Naturally this will be hard at the start, you will panic, think that you are falling and dab a foot. Do this a few times and before you know it you will be comfortable keeping your balance at slow speeds. Once you have mastered this you can progress onto using your skills on the open roads, at junctions whilst clipped it. But remember a spud thud, the panic to get your foot unclipped when you are trying to balance, is embarrassing when done in a line of traffic or a group ride.

Another drill to feel more comfortable on your bike is to practice cornering it. Riding in a straight line is easy, but when we have to bank our bikes over to get around a corner things can be more frightening, your 23mm tyres seeming very thin when you lean them over. The next time you find a small and quiet roundabout on a ride, go around it a few times. This will get you used to the sensation of going around a corner on a bike. Because roundabouts tend to be flat you will have to pedal around it, not only increasing your training kilometres, but also getting you usedto, and aware as to what happens to your bike as you pedal through a corner.

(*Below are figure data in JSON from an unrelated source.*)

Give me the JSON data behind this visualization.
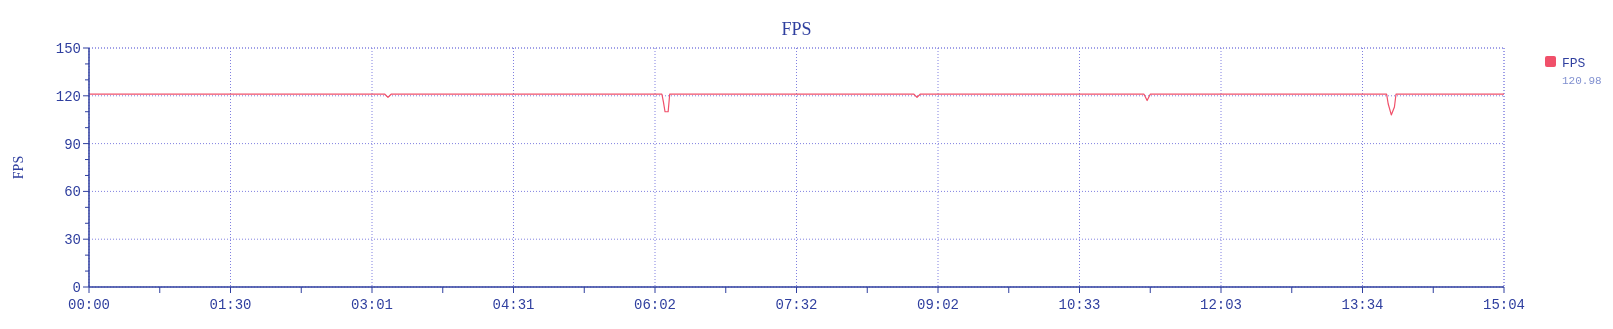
{
  "chart_data": {
    "type": "line",
    "title": "FPS",
    "ylabel": "FPS",
    "x": [
      0,
      189,
      191,
      193,
      366,
      367,
      368,
      370,
      371,
      527,
      529,
      531,
      674,
      676,
      678,
      829,
      830,
      832,
      834,
      835,
      904
    ],
    "series": [
      {
        "name": "FPS",
        "color": "#f0506a",
        "values": [
          121,
          121,
          119,
          121,
          121,
          116,
          110,
          110,
          121,
          121,
          119,
          121,
          121,
          117,
          121,
          121,
          115,
          108,
          113,
          121,
          121
        ]
      }
    ],
    "xlim": [
      0,
      904
    ],
    "xticks": [
      {
        "value": 0,
        "label": "00:00"
      },
      {
        "value": 45.2,
        "label": null
      },
      {
        "value": 90.4,
        "label": "01:30"
      },
      {
        "value": 135.6,
        "label": null
      },
      {
        "value": 180.8,
        "label": "03:01"
      },
      {
        "value": 226,
        "label": null
      },
      {
        "value": 271.2,
        "label": "04:31"
      },
      {
        "value": 316.4,
        "label": null
      },
      {
        "value": 361.6,
        "label": "06:02"
      },
      {
        "value": 406.8,
        "label": null
      },
      {
        "value": 452,
        "label": "07:32"
      },
      {
        "value": 497.2,
        "label": null
      },
      {
        "value": 542.4,
        "label": "09:02"
      },
      {
        "value": 587.6,
        "label": null
      },
      {
        "value": 632.8,
        "label": "10:33"
      },
      {
        "value": 678,
        "label": null
      },
      {
        "value": 723.2,
        "label": "12:03"
      },
      {
        "value": 768.4,
        "label": null
      },
      {
        "value": 813.6,
        "label": "13:34"
      },
      {
        "value": 858.8,
        "label": null
      },
      {
        "value": 904,
        "label": "15:04"
      }
    ],
    "ylim": [
      0,
      150
    ],
    "yticks": [
      0,
      {
        "value": 10,
        "label": null
      },
      {
        "value": 20,
        "label": null
      },
      30,
      {
        "value": 40,
        "label": null
      },
      {
        "value": 50,
        "label": null
      },
      60,
      {
        "value": 70,
        "label": null
      },
      {
        "value": 80,
        "label": null
      },
      90,
      {
        "value": 100,
        "label": null
      },
      {
        "value": 110,
        "label": null
      },
      120,
      {
        "value": 130,
        "label": null
      },
      {
        "value": 140,
        "label": null
      },
      150
    ],
    "grid": true,
    "legend": "right",
    "marker": "none",
    "line_style": "solid",
    "annotations": [
      "120.98"
    ]
  }
}
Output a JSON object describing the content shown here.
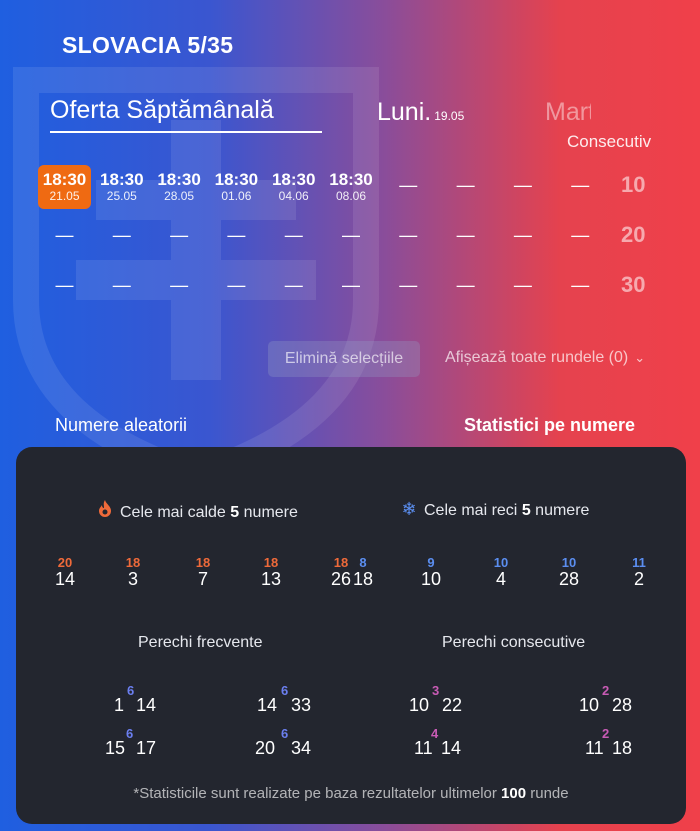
{
  "title": "SLOVACIA 5/35",
  "tabs": {
    "weekly": "Oferta Săptămânală",
    "day": "Luni.",
    "day_date": "19.05",
    "next": "Marți"
  },
  "consecutive_label": "Consecutiv",
  "draws": {
    "rows": [
      {
        "count": "10",
        "cells": [
          {
            "time": "18:30",
            "date": "21.05",
            "active": true
          },
          {
            "time": "18:30",
            "date": "25.05"
          },
          {
            "time": "18:30",
            "date": "28.05"
          },
          {
            "time": "18:30",
            "date": "01.06"
          },
          {
            "time": "18:30",
            "date": "04.06"
          },
          {
            "time": "18:30",
            "date": "08.06"
          },
          {
            "time": "—",
            "date": ""
          },
          {
            "time": "—",
            "date": ""
          },
          {
            "time": "—",
            "date": ""
          },
          {
            "time": "—",
            "date": ""
          }
        ]
      },
      {
        "count": "20",
        "cells": [
          {
            "time": "—",
            "date": ""
          },
          {
            "time": "—",
            "date": ""
          },
          {
            "time": "—",
            "date": ""
          },
          {
            "time": "—",
            "date": ""
          },
          {
            "time": "—",
            "date": ""
          },
          {
            "time": "—",
            "date": ""
          },
          {
            "time": "—",
            "date": ""
          },
          {
            "time": "—",
            "date": ""
          },
          {
            "time": "—",
            "date": ""
          },
          {
            "time": "—",
            "date": ""
          }
        ]
      },
      {
        "count": "30",
        "cells": [
          {
            "time": "—",
            "date": ""
          },
          {
            "time": "—",
            "date": ""
          },
          {
            "time": "—",
            "date": ""
          },
          {
            "time": "—",
            "date": ""
          },
          {
            "time": "—",
            "date": ""
          },
          {
            "time": "—",
            "date": ""
          },
          {
            "time": "—",
            "date": ""
          },
          {
            "time": "—",
            "date": ""
          },
          {
            "time": "—",
            "date": ""
          },
          {
            "time": "—",
            "date": ""
          }
        ]
      }
    ]
  },
  "actions": {
    "remove": "Elimină selecțiile",
    "show_all": "Afișează toate rundele (0)"
  },
  "links": {
    "random": "Numere aleatorii",
    "stats": "Statistici pe numere"
  },
  "stats": {
    "hot_title_pre": "Cele mai calde",
    "hot_count": "5",
    "hot_title_post": "numere",
    "cold_title_pre": "Cele mai reci",
    "cold_count": "5",
    "cold_title_post": "numere",
    "hot_numbers": [
      {
        "freq": "20",
        "value": "14"
      },
      {
        "freq": "18",
        "value": "3"
      },
      {
        "freq": "18",
        "value": "7"
      },
      {
        "freq": "18",
        "value": "13"
      },
      {
        "freq": "18",
        "value": "26"
      }
    ],
    "cold_numbers": [
      {
        "freq": "8",
        "value": "18"
      },
      {
        "freq": "9",
        "value": "10"
      },
      {
        "freq": "10",
        "value": "4"
      },
      {
        "freq": "10",
        "value": "28"
      },
      {
        "freq": "11",
        "value": "2"
      }
    ],
    "frequent_pairs_title": "Perechi frecvente",
    "consecutive_pairs_title": "Perechi consecutive",
    "frequent_pairs": [
      {
        "a": "1",
        "b": "14",
        "count": "6"
      },
      {
        "a": "14",
        "b": "33",
        "count": "6"
      },
      {
        "a": "15",
        "b": "17",
        "count": "6"
      },
      {
        "a": "20",
        "b": "34",
        "count": "6"
      }
    ],
    "consecutive_pairs": [
      {
        "a": "10",
        "b": "22",
        "count": "3"
      },
      {
        "a": "10",
        "b": "28",
        "count": "2"
      },
      {
        "a": "11",
        "b": "14",
        "count": "4"
      },
      {
        "a": "11",
        "b": "18",
        "count": "2"
      }
    ],
    "footnote_pre": "*Statisticile sunt realizate pe baza rezultatelor ultimelor",
    "footnote_num": "100",
    "footnote_post": "runde"
  },
  "colors": {
    "accent": "#ef6a12",
    "panel": "#23262f",
    "hot": "#ef6a3a",
    "cold": "#5b8ef0"
  }
}
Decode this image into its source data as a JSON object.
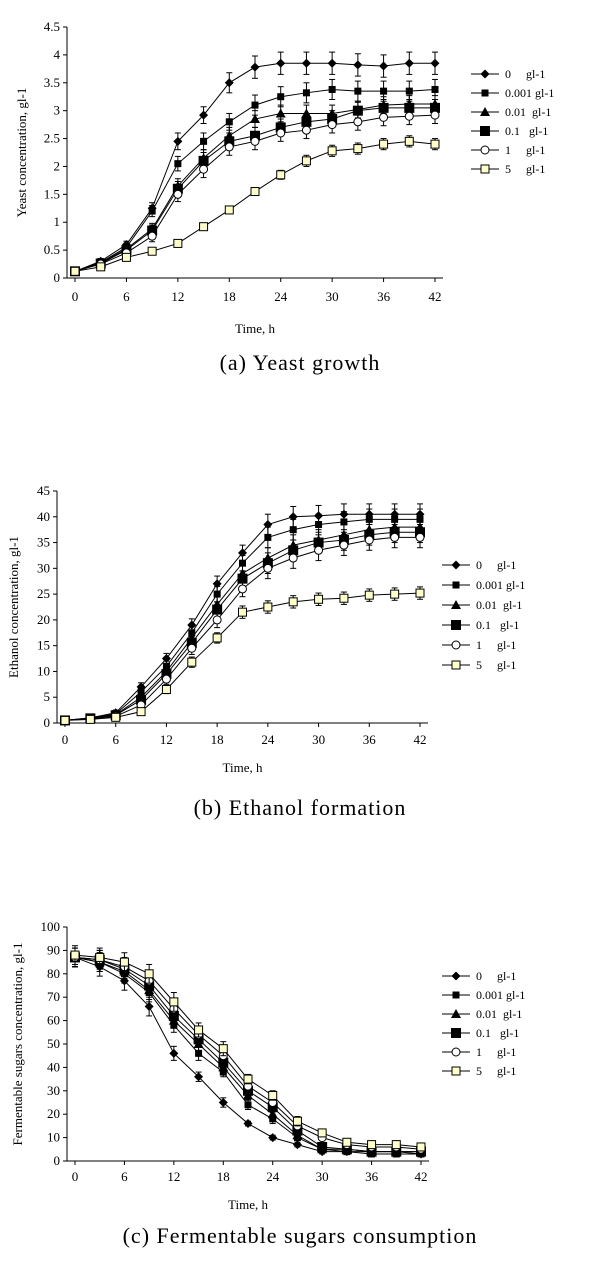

With the winter months upon us and the bad weather the final drill can sort out two issues in one. Winter weather is not fun to ride in on the road, but if you decided to ride off road (on a mountain bike or cyclo cross bike) you will stay warmer because of a higher work rate and also slower speeds. Riding off road is a quick way to improve your general bike handling on the road. How do you think Cadel Evans got his skills for descending like a rocket? Correct, from his years of riding off road. The mud, gravel, grit and general lack of grip teaches you quickly the need to relax on a bike. If you fight a bike when it is sliding, 9 times out of 10 you will crash. If you relax then many times the bike will fine its natural path and grip.

With a little work and following some of the drills above you can go from the wobbling liability in the group ride to the smooth expert, floating down the road, confident and relaxed.